The $11.5-billion contract covers a batch of 141 fighters known as Low Rate Initial Production (LRIP) Lot 11. The bulk of the aircraft covered by this contract – 91 fighters – will be delivered to the Navy, Marine Corps and Air Force. The remaining 35 aircraft are for delivery to international partners, according to a Lockheed Martin statement.
“Driving down cost is critical to the success of this program,” Vice Adm. Mat Winter, the F-35 Program Executive Officer, said in a statement. “We are delivering on our commitment to get the best price for taxpayers and warfighters. This agreement for the next lot of F-35s represents a fair deal for the U.S. Government, our international partnership and industry.

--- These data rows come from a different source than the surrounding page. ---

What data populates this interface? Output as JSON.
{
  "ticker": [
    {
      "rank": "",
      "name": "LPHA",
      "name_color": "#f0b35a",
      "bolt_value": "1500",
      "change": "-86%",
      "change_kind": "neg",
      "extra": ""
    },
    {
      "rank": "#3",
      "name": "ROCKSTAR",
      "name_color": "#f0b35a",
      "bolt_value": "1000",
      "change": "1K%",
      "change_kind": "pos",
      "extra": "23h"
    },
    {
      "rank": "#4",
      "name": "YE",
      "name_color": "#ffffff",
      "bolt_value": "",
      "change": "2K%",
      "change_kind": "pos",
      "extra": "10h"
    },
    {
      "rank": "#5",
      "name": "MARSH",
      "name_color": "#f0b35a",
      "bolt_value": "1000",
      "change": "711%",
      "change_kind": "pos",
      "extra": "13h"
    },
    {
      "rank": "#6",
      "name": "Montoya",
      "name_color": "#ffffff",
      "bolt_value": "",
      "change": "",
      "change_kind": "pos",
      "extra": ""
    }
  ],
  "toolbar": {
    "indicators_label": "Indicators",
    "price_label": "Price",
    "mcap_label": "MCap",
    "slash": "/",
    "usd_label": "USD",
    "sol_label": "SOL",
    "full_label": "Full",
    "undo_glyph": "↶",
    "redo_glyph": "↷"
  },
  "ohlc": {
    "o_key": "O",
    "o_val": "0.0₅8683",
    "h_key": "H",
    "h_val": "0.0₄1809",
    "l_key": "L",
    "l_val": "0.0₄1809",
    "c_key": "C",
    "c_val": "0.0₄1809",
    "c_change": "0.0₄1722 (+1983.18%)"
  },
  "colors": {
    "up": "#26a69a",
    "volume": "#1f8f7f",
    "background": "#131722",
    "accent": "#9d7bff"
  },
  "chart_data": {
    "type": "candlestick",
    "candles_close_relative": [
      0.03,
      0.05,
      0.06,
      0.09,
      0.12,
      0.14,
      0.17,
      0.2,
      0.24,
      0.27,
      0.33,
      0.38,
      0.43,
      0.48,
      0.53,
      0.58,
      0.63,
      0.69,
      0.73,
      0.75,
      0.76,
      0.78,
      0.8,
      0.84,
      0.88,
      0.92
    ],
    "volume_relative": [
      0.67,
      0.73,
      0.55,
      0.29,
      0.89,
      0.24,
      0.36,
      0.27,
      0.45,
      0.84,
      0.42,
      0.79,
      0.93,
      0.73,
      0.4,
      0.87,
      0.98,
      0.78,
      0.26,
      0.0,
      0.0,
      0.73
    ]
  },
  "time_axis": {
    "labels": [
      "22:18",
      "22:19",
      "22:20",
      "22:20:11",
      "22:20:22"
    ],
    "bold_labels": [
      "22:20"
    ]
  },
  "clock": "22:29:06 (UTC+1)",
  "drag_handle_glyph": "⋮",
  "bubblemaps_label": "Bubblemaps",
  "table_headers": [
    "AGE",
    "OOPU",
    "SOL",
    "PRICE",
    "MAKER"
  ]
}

We remain focused on aggressively reducing F-35 cost and delivering best value.”
Under the LRIP-11 contract, Lockheed Martin was able to reduce the cost of each F-35 variant as follows:
- The F-35A, the variant flown by the U.S. Air Force and most international partners, will cost $89.2 million per aircraft under LRIP-11, representing a 5.4-percent price drop from the $94.3-million cost per aircraft under the contract for the previous F-35 production lot.
- The F-35B, the vertical takeoff and landing variant flown by the U.S. Marine Corps, will cost $115.5 million per aircraft under LRIP-11, representing a 5.7-percent price drop from the $122.4-million cost per aircraft under the contract for the previous F-35 production lot.

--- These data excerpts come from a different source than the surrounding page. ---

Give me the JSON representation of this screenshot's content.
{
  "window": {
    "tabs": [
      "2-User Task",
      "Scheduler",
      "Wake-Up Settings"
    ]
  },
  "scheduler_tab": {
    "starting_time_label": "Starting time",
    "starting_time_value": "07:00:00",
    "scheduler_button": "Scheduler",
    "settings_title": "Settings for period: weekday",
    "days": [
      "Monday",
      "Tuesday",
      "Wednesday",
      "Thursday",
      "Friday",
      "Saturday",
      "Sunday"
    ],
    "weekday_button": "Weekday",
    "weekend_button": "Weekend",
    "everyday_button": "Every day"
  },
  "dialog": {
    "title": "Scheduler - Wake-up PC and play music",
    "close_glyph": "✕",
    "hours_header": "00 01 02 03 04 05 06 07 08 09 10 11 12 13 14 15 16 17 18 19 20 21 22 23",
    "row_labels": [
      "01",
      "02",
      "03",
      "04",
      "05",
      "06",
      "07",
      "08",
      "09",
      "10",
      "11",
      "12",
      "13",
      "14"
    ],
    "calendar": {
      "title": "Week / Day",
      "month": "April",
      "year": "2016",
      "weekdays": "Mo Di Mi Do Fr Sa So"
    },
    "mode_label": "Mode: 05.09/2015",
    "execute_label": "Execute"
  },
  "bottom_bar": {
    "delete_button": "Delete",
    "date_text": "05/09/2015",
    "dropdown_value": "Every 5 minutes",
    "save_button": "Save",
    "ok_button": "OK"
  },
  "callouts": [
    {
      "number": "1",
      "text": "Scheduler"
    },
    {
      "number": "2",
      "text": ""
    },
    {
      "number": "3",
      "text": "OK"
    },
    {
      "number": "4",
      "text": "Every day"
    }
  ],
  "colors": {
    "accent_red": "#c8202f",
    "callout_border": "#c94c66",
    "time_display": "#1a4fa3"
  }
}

- The F-35C, the arrested landing variant for aircraft carrier flight operations used primarily by the U.S. Navy, represents the most significant price drop. LRIP-11 F-35C variants will cost $107.7 million each, an 11.1-percent price reduction from the $121.2 million it cost to build each F-35C under the contract for the previous production lot.
Negotiators from Pentagon and Lockheed Martin have been hashing out details of the LRIP-11 contract for more than a year, with a focus on reducing costs. When speaking with reporters in March, Winter conceded he had hoped to finalize a deal by the end of 2017. At the time, he expected to announce the LRIP-11 contract in May 2018.
However, the lag in signing the LRIP-11 contract was not expected to delay the production of the aircraft. Component-parts are purchased a year before work on the first LRIP-11 aircraft starts. Winter said in March prep work for the LRIP-11 aircraft had already started.
The contract announced Friday appears to have accomplished much of what both sides had hoped. Winter had previously stated the LRIP-11 contract would increase production to 130 aircraft. With 141 aircraft under this contract, the entire production rate moves closer to what Lockheed Martin officials have long stated is their goal – to build 150 F-35 per year.